Préparer deux formats
Dernier conseil pratique: préparez toujours deux versions de votre présentation. Une version complète de vingt à trente minutes pour la session formelle, et une version condensée de cinq minutes qui contient l’essentiel. Les comités de direction sont des environnements imprévisibles: l’ordre du jour déborde, un sujet urgent s’invite, votre créneau de trente minutes se réduit à dix. Si vous n’avez qu’une version longue, vous serez pris au dépourvu.
La version courte doit contenir le problème en une phrase, la solution en deux phrases, le coût et le bénéfice attendu, et la demande explicite. Tout le reste peut être développé en séance si le temps le permet ou transmis en document de suivi.
Un document vivant, pas un visa d’entrée
Il est tentant de considérer la présentation du business case comme un événement ponctuel: on obtient le feu vert, puis on passe à l’exécution.
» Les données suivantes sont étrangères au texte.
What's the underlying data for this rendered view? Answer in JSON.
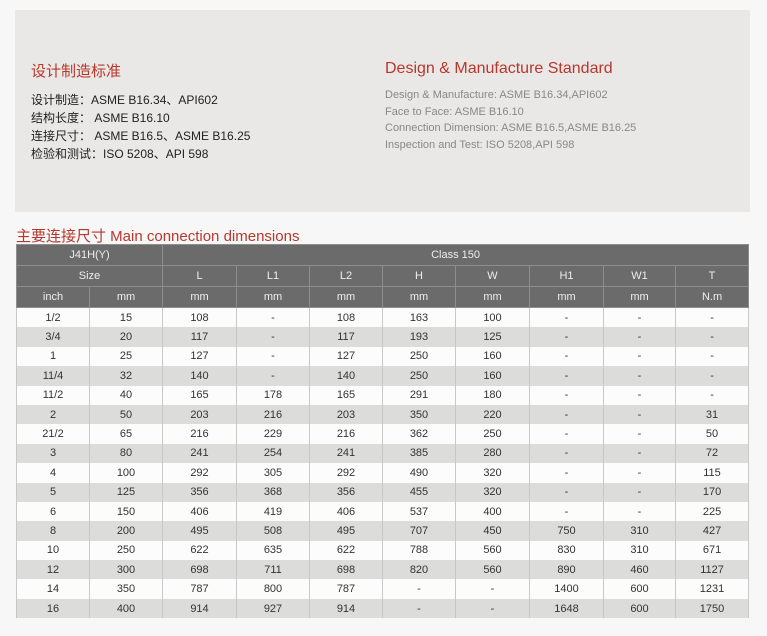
{
  "cn_section": {
    "title": "设计制造标准",
    "lines": [
      "设计制造：ASME B16.34、API602",
      "结构长度： ASME B16.10",
      "连接尺寸： ASME B16.5、ASME B16.25",
      "检验和测试：ISO 5208、API 598"
    ]
  },
  "en_section": {
    "title": "Design & Manufacture Standard",
    "lines": [
      "Design & Manufacture: ASME B16.34,API602",
      "Face to Face: ASME B16.10",
      "Connection Dimension: ASME B16.5,ASME B16.25",
      "Inspection and Test: ISO 5208,API 598"
    ]
  },
  "table": {
    "title": "主要连接尺寸  Main connection dimensions",
    "model": "J41H(Y)",
    "class": "Class 150",
    "size_label": "Size",
    "columns": [
      "L",
      "L1",
      "L2",
      "H",
      "W",
      "H1",
      "W1",
      "T"
    ],
    "units": [
      "inch",
      "mm",
      "mm",
      "mm",
      "mm",
      "mm",
      "mm",
      "mm",
      "mm",
      "N.m"
    ],
    "rows": [
      [
        "1/2",
        "15",
        "108",
        "-",
        "108",
        "163",
        "100",
        "-",
        "-",
        "-"
      ],
      [
        "3/4",
        "20",
        "117",
        "-",
        "117",
        "193",
        "125",
        "-",
        "-",
        "-"
      ],
      [
        "1",
        "25",
        "127",
        "-",
        "127",
        "250",
        "160",
        "-",
        "-",
        "-"
      ],
      [
        "11/4",
        "32",
        "140",
        "-",
        "140",
        "250",
        "160",
        "-",
        "-",
        "-"
      ],
      [
        "11/2",
        "40",
        "165",
        "178",
        "165",
        "291",
        "180",
        "-",
        "-",
        "-"
      ],
      [
        "2",
        "50",
        "203",
        "216",
        "203",
        "350",
        "220",
        "-",
        "-",
        "31"
      ],
      [
        "21/2",
        "65",
        "216",
        "229",
        "216",
        "362",
        "250",
        "-",
        "-",
        "50"
      ],
      [
        "3",
        "80",
        "241",
        "254",
        "241",
        "385",
        "280",
        "-",
        "-",
        "72"
      ],
      [
        "4",
        "100",
        "292",
        "305",
        "292",
        "490",
        "320",
        "-",
        "-",
        "115"
      ],
      [
        "5",
        "125",
        "356",
        "368",
        "356",
        "455",
        "320",
        "-",
        "-",
        "170"
      ],
      [
        "6",
        "150",
        "406",
        "419",
        "406",
        "537",
        "400",
        "-",
        "-",
        "225"
      ],
      [
        "8",
        "200",
        "495",
        "508",
        "495",
        "707",
        "450",
        "750",
        "310",
        "427"
      ],
      [
        "10",
        "250",
        "622",
        "635",
        "622",
        "788",
        "560",
        "830",
        "310",
        "671"
      ],
      [
        "12",
        "300",
        "698",
        "711",
        "698",
        "820",
        "560",
        "890",
        "460",
        "1127"
      ],
      [
        "14",
        "350",
        "787",
        "800",
        "787",
        "-",
        "-",
        "1400",
        "600",
        "1231"
      ],
      [
        "16",
        "400",
        "914",
        "927",
        "914",
        "-",
        "-",
        "1648",
        "600",
        "1750"
      ]
    ]
  }
}
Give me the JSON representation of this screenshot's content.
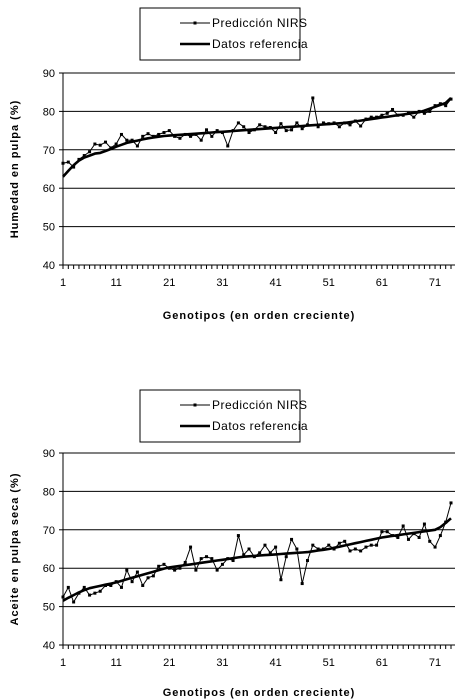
{
  "chart_data": [
    {
      "type": "line",
      "xlabel": "Genotipos (en orden creciente)",
      "ylabel": "Humedad en pulpa (%)",
      "ylim": [
        40,
        90
      ],
      "yticks": [
        40,
        50,
        60,
        70,
        80,
        90
      ],
      "xlim": [
        1,
        74
      ],
      "xticks": [
        1,
        11,
        21,
        31,
        41,
        51,
        61,
        71
      ],
      "grid": "horizontal",
      "legend_position": "top-center",
      "series": [
        {
          "name": "Predicción NIRS",
          "marker": "square",
          "x": [
            1,
            2,
            3,
            4,
            5,
            6,
            7,
            8,
            9,
            10,
            11,
            12,
            13,
            14,
            15,
            16,
            17,
            18,
            19,
            20,
            21,
            22,
            23,
            24,
            25,
            26,
            27,
            28,
            29,
            30,
            31,
            32,
            33,
            34,
            35,
            36,
            37,
            38,
            39,
            40,
            41,
            42,
            43,
            44,
            45,
            46,
            47,
            48,
            49,
            50,
            51,
            52,
            53,
            54,
            55,
            56,
            57,
            58,
            59,
            60,
            61,
            62,
            63,
            64,
            65,
            66,
            67,
            68,
            69,
            70,
            71,
            72,
            73,
            74
          ],
          "values": [
            66.5,
            66.8,
            65.5,
            67.5,
            68.5,
            69.5,
            71.5,
            71.2,
            72,
            70.5,
            71.5,
            74,
            72.5,
            72.5,
            71,
            73.5,
            74.2,
            73.5,
            74,
            74.5,
            75,
            73.5,
            73,
            74,
            73.5,
            74,
            72.5,
            75.2,
            73.5,
            75,
            74.5,
            71,
            75,
            77,
            76,
            74.5,
            75.2,
            76.5,
            76,
            75.8,
            74.5,
            76.8,
            75,
            75.2,
            77,
            75.5,
            76.5,
            83.5,
            76,
            77,
            76.8,
            77,
            76,
            77,
            76.5,
            77.5,
            76.2,
            78,
            78.5,
            78.5,
            79,
            79.5,
            80.5,
            79,
            79,
            79.5,
            78.5,
            80,
            79.5,
            80,
            81.5,
            82,
            81.5,
            83.2
          ]
        },
        {
          "name": "Datos referencia",
          "marker": "none",
          "x": [
            1,
            2,
            3,
            4,
            5,
            6,
            7,
            8,
            9,
            10,
            11,
            12,
            13,
            14,
            15,
            16,
            17,
            18,
            19,
            20,
            21,
            22,
            23,
            24,
            25,
            26,
            27,
            28,
            29,
            30,
            31,
            32,
            33,
            34,
            35,
            36,
            37,
            38,
            39,
            40,
            41,
            42,
            43,
            44,
            45,
            46,
            47,
            48,
            49,
            50,
            51,
            52,
            53,
            54,
            55,
            56,
            57,
            58,
            59,
            60,
            61,
            62,
            63,
            64,
            65,
            66,
            67,
            68,
            69,
            70,
            71,
            72,
            73,
            74
          ],
          "values": [
            63,
            64.5,
            66,
            67.2,
            68,
            68.5,
            69,
            69.2,
            69.7,
            70.2,
            70.8,
            71.3,
            71.8,
            72.1,
            72.4,
            72.7,
            73,
            73.2,
            73.4,
            73.6,
            73.7,
            73.8,
            73.9,
            74,
            74.1,
            74.2,
            74.3,
            74.4,
            74.5,
            74.6,
            74.7,
            74.8,
            74.9,
            75,
            75.1,
            75.2,
            75.3,
            75.4,
            75.5,
            75.6,
            75.7,
            75.8,
            75.9,
            76,
            76.1,
            76.2,
            76.3,
            76.4,
            76.5,
            76.6,
            76.7,
            76.8,
            76.9,
            77,
            77.2,
            77.4,
            77.6,
            77.8,
            78,
            78.2,
            78.4,
            78.6,
            78.8,
            79,
            79.2,
            79.4,
            79.6,
            79.8,
            80.2,
            80.7,
            81.2,
            81.7,
            82.2,
            83.5
          ]
        }
      ]
    },
    {
      "type": "line",
      "xlabel": "Genotipos (en orden creciente)",
      "ylabel": "Aceite en pulpa seca (%)",
      "ylim": [
        40,
        90
      ],
      "yticks": [
        40,
        50,
        60,
        70,
        80,
        90
      ],
      "xlim": [
        1,
        74
      ],
      "xticks": [
        1,
        11,
        21,
        31,
        41,
        51,
        61,
        71
      ],
      "grid": "horizontal",
      "legend_position": "top-center",
      "series": [
        {
          "name": "Predicción NIRS",
          "marker": "square",
          "x": [
            1,
            2,
            3,
            4,
            5,
            6,
            7,
            8,
            9,
            10,
            11,
            12,
            13,
            14,
            15,
            16,
            17,
            18,
            19,
            20,
            21,
            22,
            23,
            24,
            25,
            26,
            27,
            28,
            29,
            30,
            31,
            32,
            33,
            34,
            35,
            36,
            37,
            38,
            39,
            40,
            41,
            42,
            43,
            44,
            45,
            46,
            47,
            48,
            49,
            50,
            51,
            52,
            53,
            54,
            55,
            56,
            57,
            58,
            59,
            60,
            61,
            62,
            63,
            64,
            65,
            66,
            67,
            68,
            69,
            70,
            71,
            72,
            73,
            74
          ],
          "values": [
            52.5,
            55,
            51.2,
            53.5,
            55,
            53,
            53.5,
            54,
            55.5,
            55.5,
            56.5,
            55,
            59.5,
            56.5,
            59,
            55.5,
            57.5,
            58,
            60.5,
            61,
            60,
            59.5,
            60,
            61.5,
            65.5,
            59.5,
            62.5,
            63,
            62.5,
            59.5,
            61,
            62.5,
            62,
            68.5,
            63.5,
            65,
            63,
            64,
            66,
            64,
            65.5,
            57,
            63,
            67.5,
            65,
            56,
            62,
            66,
            65,
            65,
            66,
            65,
            66.5,
            67,
            64.5,
            65,
            64.5,
            65.5,
            66,
            66,
            69.5,
            69.5,
            68.5,
            68,
            71,
            67.5,
            69,
            68,
            71.5,
            67,
            65.5,
            68.5,
            72,
            77
          ]
        },
        {
          "name": "Datos referencia",
          "marker": "none",
          "x": [
            1,
            2,
            3,
            4,
            5,
            6,
            7,
            8,
            9,
            10,
            11,
            12,
            13,
            14,
            15,
            16,
            17,
            18,
            19,
            20,
            21,
            22,
            23,
            24,
            25,
            26,
            27,
            28,
            29,
            30,
            31,
            32,
            33,
            34,
            35,
            36,
            37,
            38,
            39,
            40,
            41,
            42,
            43,
            44,
            45,
            46,
            47,
            48,
            49,
            50,
            51,
            52,
            53,
            54,
            55,
            56,
            57,
            58,
            59,
            60,
            61,
            62,
            63,
            64,
            65,
            66,
            67,
            68,
            69,
            70,
            71,
            72,
            73,
            74
          ],
          "values": [
            51.5,
            52.3,
            53,
            53.7,
            54.3,
            54.8,
            55.1,
            55.4,
            55.7,
            56,
            56.3,
            56.7,
            57.1,
            57.5,
            57.9,
            58.3,
            58.7,
            59.1,
            59.5,
            59.9,
            60.2,
            60.4,
            60.6,
            60.8,
            61,
            61.2,
            61.4,
            61.6,
            61.8,
            62,
            62.2,
            62.4,
            62.6,
            62.8,
            63,
            63.1,
            63.2,
            63.3,
            63.4,
            63.5,
            63.6,
            63.7,
            63.8,
            63.9,
            64,
            64.1,
            64.2,
            64.4,
            64.6,
            64.8,
            65,
            65.3,
            65.6,
            65.9,
            66.2,
            66.5,
            66.8,
            67.1,
            67.4,
            67.7,
            68,
            68.2,
            68.4,
            68.6,
            68.8,
            69,
            69.2,
            69.4,
            69.6,
            69.8,
            70,
            70.7,
            71.8,
            73
          ]
        }
      ]
    }
  ]
}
En réalité, le business case est un document vivant dans les méthodologies structurées comme PRINCE2, qui prescrit sa revue à chaque point de décision majeur du projet. Si les conditions changent, si les coûts dérapent ou si les bénéfices attendus ne se matérialisent pas, le business case doit être actualisé et la justification du projet réévaluée.
Cette discipline distingue les équipes qui détectent un projet défaillant à mi-parcours de celles qui accumulent les coûts irrécupérables jusqu’à l’échec final.